En cause d'appel, les époux [M] supportent les dépens de la procédure d'appel et sont condamnés in solidum à payer la somme de 1 000 euros à la société 1 001 vies habitat à titre d'indemnité de procédure.
PAR CES MOTIFS,
la cour statuant contradictoirement et par mise à disposition au greffe,
INFIRME le jugement déféré en toutes ses dispositions, sauf en ce qu'il a débouté M. [W] [M] et Mme [I] [T] épouse [M] de leur demande de remboursement au titre des régularisations de charges, constaté l'acquisition de la clause résolutoire et suspendu ses effets, et ordonné l'expulsion en cas de non-respect des modalités de règlement de la dette locative,
STATUANT A NOUVEAU,
DECLARE recevable l'action de M. [W] [M] et Mme [I] [T] épouse [M] au titre des régularisations de charges,
DEBOUTE M. [W] [M] et Mme [I] [T] épouse [M] de leur demande en paiement formée contre la société 1001 vies et habitat,
CONDAMNE in solidum M. [W] [M] et Mme [I] [T] épouse [M] à payer à la société 1 001 vies habitat la somme de 1 845,61 euros au titre des loyers et charges échus et impayés au 31 octobre 2018, outre intérêts au taux légal à compter de 1er août 2017,
REJETTE la demande de mise en conformité de la chaudière,
DEBOUTE M. [W] [M] et Mme [I] [T] épouse [M] de leur demande de dommages-intérêts à l'encontre de la société 1 001 vies habitat,
DIT que les effets de la clause résolutoire sont suspendus et autorise M. [W] [M] et Mme [I] [T] épouse [M] à se libérer de leur dette locative en 35 mensualités de 52 euros, et un dernier versement soldant la dette, en sus du loyer courant, payables au plus tard le 10 de chaque mois, et pour la première fois, le 10 du mois suivant la signification du présent arrêt,
DIT que faute pour M. [W] [M] et Mme [I] [T] épouse [M] de respecter les délais ainsi accordés, le solde de la dette deviendra immédiatement exigible, et la clause résolutoire reprendra son plein effet, entraînant la résiliation du bail, et permettant leur expulsion immédiate, ainsi que celle de tous occupants de leur chef, avec si nécessaire le concours de la force publique,
FIXE, faute pour M. [W] [M] et Mme [I] [T] épouse [M], de respecter les délais accordés, une indemnité d'occupation mensuelle d'occupation due de la résiliation du bail à la reprise effective des lieux au montant du loyer majoré des charges qui aurait été dû en cas de poursuite du bail,
CONDAMNE in solidum M. [W] [M] et Mme [I] [T] épouse [M] au paiement de celle-ci,
CONDAMNE in solidum M. [W] [M] et Mme [I] [T] épouse [M] aux dépens de première instance et d'appel,
CONDAMNE in solidum M. [W] [M] et Mme [I] [T] épouse [M] à payer à la société 1001 vies et habitat la somme de1 000 euros à titre d'indemnité procédurale.

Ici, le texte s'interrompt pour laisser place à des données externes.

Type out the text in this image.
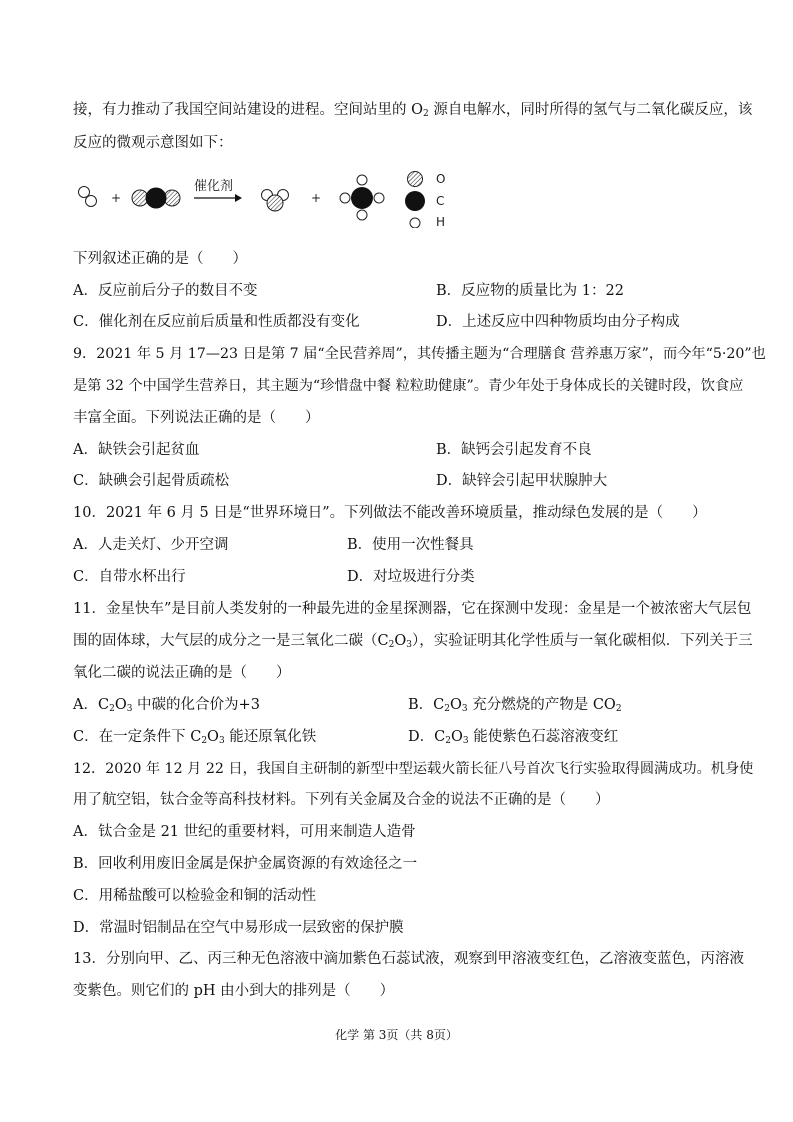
接，有力推动了我国空间站建设的进程。空间站里的 $O_2$ 源自电解水，同时所得的氢气与二氧化碳反应，该
反应的微观示意图如下：
+
催化剂
+
O
C
H
下列叙述正确的是（　　）
A．反应前后分子的数目不变	B．反应物的质量比为 1：22
C．催化剂在反应前后质量和性质都没有变化	D．上述反应中四种物质均由分子构成
9．2021 年 5 月 17—23 日是第 7 届“全民营养周”，其传播主题为“合理膳食 营养惠万家”，而今年“5·20”也
是第 32 个中国学生营养日，其主题为“珍惜盘中餐 粒粒助健康”。青少年处于身体成长的关键时段，饮食应
丰富全面。下列说法正确的是（　　）
A．缺铁会引起贫血	B．缺钙会引起发育不良
C．缺碘会引起骨质疏松	D．缺锌会引起甲状腺肿大
10．2021 年 6 月 5 日是“世界环境日”。下列做法不能改善环境质量，推动绿色发展的是（　　）
A．人走关灯、少开空调	B．使用一次性餐具
C．自带水杯出行	D．对垃圾进行分类
11．金星快车”是目前人类发射的一种最先进的金星探测器，它在探测中发现：金星是一个被浓密大气层包
围的固体球，大气层的成分之一是三氧化二碳$(C_2O_3)$，实验证明其化学性质与一氧化碳相似．下列关于三
氧化二碳的说法正确的是（　　）
A．$C_2O_3$ 中碳的化合价为+3	B．$C_2O_3$ 充分燃烧的产物是 $CO_2$
C．在一定条件下 $C_2O_3$ 能还原氧化铁	D．$C_2O_3$ 能使紫色石蕊溶液变红
12．2020 年 12 月 22 日，我国自主研制的新型中型运载火箭长征八号首次飞行实验取得圆满成功。机身使
用了航空铝，钛合金等高科技材料。下列有关金属及合金的说法不正确的是（　　）
A．钛合金是 21 世纪的重要材料，可用来制造人造骨
B．回收利用废旧金属是保护金属资源的有效途径之一
C．用稀盐酸可以检验金和铜的活动性
D．常温时铝制品在空气中易形成一层致密的保护膜
13．分别向甲、乙、丙三种无色溶液中滴加紫色石蕊试液，观察到甲溶液变红色，乙溶液变蓝色，丙溶液
变紫色。则它们的 pH 由小到大的排列是（　　）
化学 第 3页（共 8页）
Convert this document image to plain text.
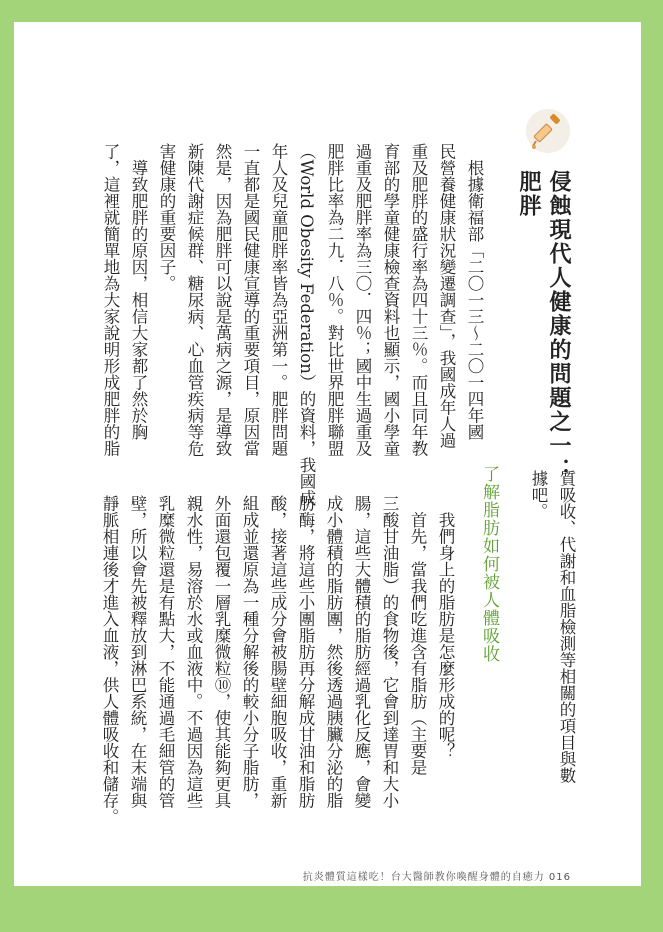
侵蝕現代人健康的問題之一：
肥胖
　根據衛福部「二〇一三～二〇一四年國
民營養健康狀況變遷調查」，我國成年人過
重及肥胖的盛行率為四十三％。而且同年教
育部的學童健康檢查資料也顯示，國小學童
過重及肥胖率為三〇．四％；國中生過重及
肥胖比率為二九．八％。對比世界肥胖聯盟
（World Obesity Federation）的資料，我國成
年人及兒童肥胖率皆為亞洲第一。肥胖問題
一直都是國民健康宣導的重要項目，原因當
然是，因為肥胖可以說是萬病之源，是導致
新陳代謝症候群、糖尿病、心血管疾病等危
害健康的重要因子。
　導致肥胖的原因，相信大家都了然於胸
了，這裡就簡單地為大家說明形成肥胖的脂
質吸收、代謝和血脂檢測等相關的項目與數
據吧。
了解脂肪如何被人體吸收
　我們身上的脂肪是怎麼形成的呢？
　首先，當我們吃進含有脂肪（主要是
三酸甘油脂）的食物後，它會到達胃和大小
腸，這些大體積的脂肪經過乳化反應，會變
成小體積的脂肪團，然後透過胰臟分泌的脂
肪酶，將這些小團脂肪再分解成甘油和脂肪
酸，接著這些成分會被腸壁細胞吸收，重新
組成並還原為一種分解後的較小分子脂肪，
外面還包覆一層乳糜微粒⑩，使其能夠更具
親水性，易溶於水或血液中。不過因為這些
乳糜微粒還是有點大，不能通過毛細管的管
壁，所以會先被釋放到淋巴系統，在末端與
靜脈相連後才進入血液，供人體吸收和儲存。
抗炎體質這樣吃！台大醫師教你喚醒身體的自癒力 016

- prononcé hors la présence du public par mise à disposition de l'arrêt au greffe de la cour, les parties en ayant été préalablement avisées dans les conditions prévues au deuxième alinéa de l'article 450 du code de procédure civile.
- signé par Monsieur Philippe JAVELAS, Président et par Mme SPECHT, greffier, auquel la minute de la décision a été remise par le magistrat signataire.